Gemeinsames Sorgerecht verhindern

6. September 2014 Thema abonnieren
 Von 
JonnaK
Status:
Frischling
(1 Beiträge, 0x hilfreich)
Gemeinsames Sorgerecht verhindern

Hallo,

meine Tochter ist nun 2 1/2 Wochen alt, mit dem Kindsvater (unverheiratet) bin ich seit Anfang der Schwangerschaft nicht mehr zusammen, da er das Kind nicht wollte und er mich samt seiner Familie (kurdischer Abstammung) derart psychisch unter Druck gesetzt hat, dass ich während der Schwangerschaft einige Nervenzusammenbrüche hatte.

Nun sieht es folgendermaßen aus, dass er nun doch Interesse an seinem Kind zeigt, was ich auch gut finde, da es trotz allem auch Kontakt zu seinem Vater haben sollte. Allerdings hält er sich absolut nicht an Absorachen, interessiert sich nicht für meine Meinung und meine Wünsche. Einen Tag nach der Geburt kam er beispielsweise samt ganzer Familie ins Krankenhaus, obwohl ich ihn ein paar mal gebeten hatte alleine zu kommen, da ich noch nicht so viel Besuch wollte. Dasselbe ist vor 2 Tagen nun auch zu Hause vorgefallen. Des Weiteren habe ich ihn gebeten, keine Fotos von der Kleinen im Internet zu veröffentlichen, was er abermals ignoriert und sie in sozialen Netzwerken zur Schau stellt. Ansonsten kümmert er sich um nichts, unterstützt mich weder finanziell, materiell oder bei Dingen, die geregelt werden müssen.
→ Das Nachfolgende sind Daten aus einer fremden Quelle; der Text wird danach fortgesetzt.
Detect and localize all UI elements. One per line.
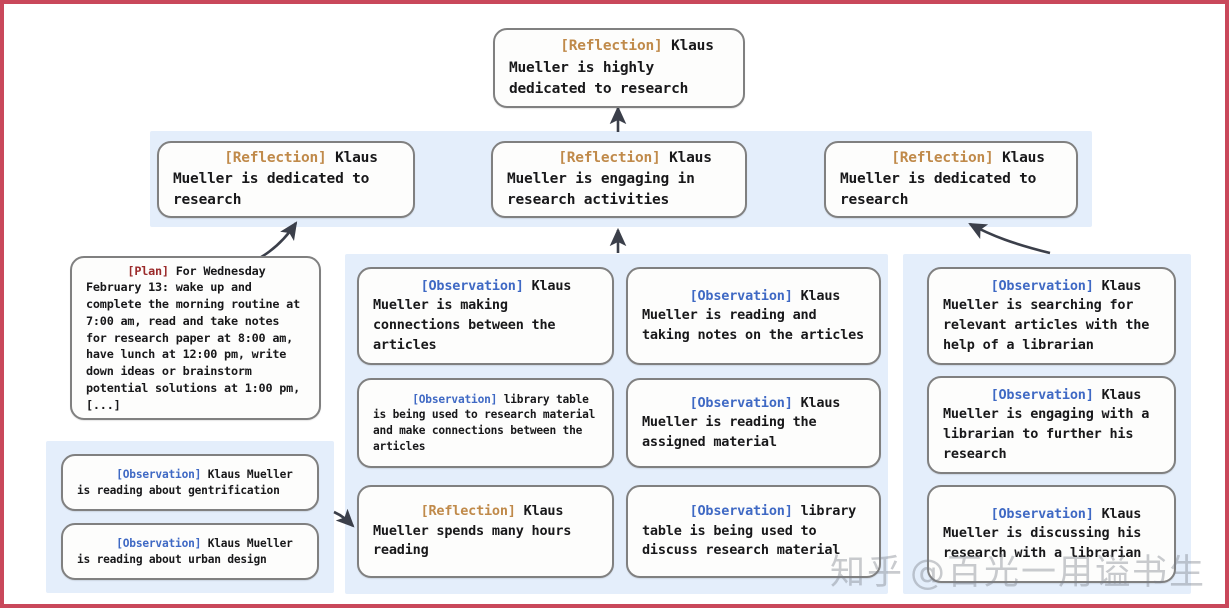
node-col-c-2-text: [Observation] Klaus Mueller is engaging … xyxy=(929,366,1174,483)
observation-tag: [Observation] xyxy=(689,394,793,411)
watermark-logo: 知乎 xyxy=(830,553,905,593)
node-col-a-3[interactable]: [Reflection] Klaus Mueller spends many h… xyxy=(357,485,614,578)
node-col-b-3-text: [Observation] library table is being use… xyxy=(628,483,879,581)
node-top-reflection-text: [Reflection] Klaus Mueller is highly ded… xyxy=(495,15,743,120)
observation-tag: [Observation] xyxy=(990,386,1094,403)
node-reflection-2-text: [Reflection] Klaus Mueller is engaging i… xyxy=(493,127,745,232)
node-text: Klaus Mueller is searching for relevant … xyxy=(943,277,1158,353)
reflection-tag: [Reflection] xyxy=(420,503,516,520)
observation-tag: [Observation] xyxy=(689,287,793,304)
node-text: Klaus Mueller is engaging with a librari… xyxy=(943,386,1158,462)
node-col-a-1[interactable]: [Observation] Klaus Mueller is making co… xyxy=(357,267,614,365)
node-col-b-2[interactable]: [Observation] Klaus Mueller is reading t… xyxy=(626,378,881,468)
node-obs-bl-1[interactable]: [Observation] Klaus Mueller is reading a… xyxy=(61,454,319,511)
node-col-c-3-text: [Observation] Klaus Mueller is discussin… xyxy=(929,485,1174,583)
node-col-a-3-text: [Reflection] Klaus Mueller spends many h… xyxy=(359,483,612,581)
observation-tag: [Observation] xyxy=(990,505,1094,522)
observation-tag: [Observation] xyxy=(990,277,1094,294)
node-col-c-2[interactable]: [Observation] Klaus Mueller is engaging … xyxy=(927,376,1176,474)
node-reflection-1-text: [Reflection] Klaus Mueller is dedicated … xyxy=(159,127,413,232)
node-text: Klaus Mueller is making connections betw… xyxy=(373,277,580,353)
node-text: Klaus Mueller is reading the assigned ma… xyxy=(642,394,849,450)
node-text: library table is being used to discuss r… xyxy=(642,503,864,559)
node-text: For Wednesday February 13: wake up and c… xyxy=(86,263,307,412)
node-plan-text: [Plan] For Wednesday February 13: wake u… xyxy=(72,246,319,430)
node-col-b-1[interactable]: [Observation] Klaus Mueller is reading a… xyxy=(626,267,881,365)
plan-tag: [Plan] xyxy=(127,263,169,278)
node-obs-bl-2-text: [Observation] Klaus Mueller is reading a… xyxy=(63,520,317,583)
node-obs-bl-2[interactable]: [Observation] Klaus Mueller is reading a… xyxy=(61,523,319,580)
node-reflection-2[interactable]: [Reflection] Klaus Mueller is engaging i… xyxy=(491,141,747,218)
node-col-b-2-text: [Observation] Klaus Mueller is reading t… xyxy=(628,374,879,472)
node-text: Klaus Mueller is engaging in research ac… xyxy=(507,149,721,209)
reflection-tag: [Reflection] xyxy=(558,149,661,166)
node-text: Klaus Mueller is dedicated to research xyxy=(840,149,1054,209)
node-col-c-1-text: [Observation] Klaus Mueller is searching… xyxy=(929,257,1174,374)
node-plan[interactable]: [Plan] For Wednesday February 13: wake u… xyxy=(70,256,321,420)
node-text: Klaus Mueller is reading about gentrific… xyxy=(77,467,300,497)
node-text: Klaus Mueller is reading about urban des… xyxy=(77,536,300,566)
reflection-tag: [Reflection] xyxy=(560,38,663,55)
observation-tag: [Observation] xyxy=(420,277,524,294)
node-col-a-1-text: [Observation] Klaus Mueller is making co… xyxy=(359,257,612,374)
observation-tag: [Observation] xyxy=(412,392,498,406)
node-text: Klaus Mueller is dedicated to research xyxy=(173,149,387,209)
reflection-tag: [Reflection] xyxy=(224,149,327,166)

Nun meine Frage: Er ist noch nicht als Kindsvater eingetragen, hat aber schon einmal gesagt, dass er das gemeinsame Sorgerecht will. Bekommt er dieses automatisch, wenn er die Vaterschaft anerkennt? Oder müsste er das erst einklagen? Ich halte ein gemeinsames Sorgerecht bei uns für sehr problematisch, da wir absolut keine Kommunikationsbasis haben und ich ihm kein Stück mehr vertraue, da er sich pertu an nichts halten möchte, was ich sage. Er möchte sich um nichts kümmern, aber einfach seine Rechte haben... Ich denke es wäre auch für meine Tochter ein tierischer Stressfaktor, wenn wir ständig Streit haben und uns in keinen Dingen einigen können. Auch die Kulturunterschiede würden dabei Schwierigkeiten erzeugen. Wie stehen die Chancen, dass ich das alleinige Sorgerecht behalten kann?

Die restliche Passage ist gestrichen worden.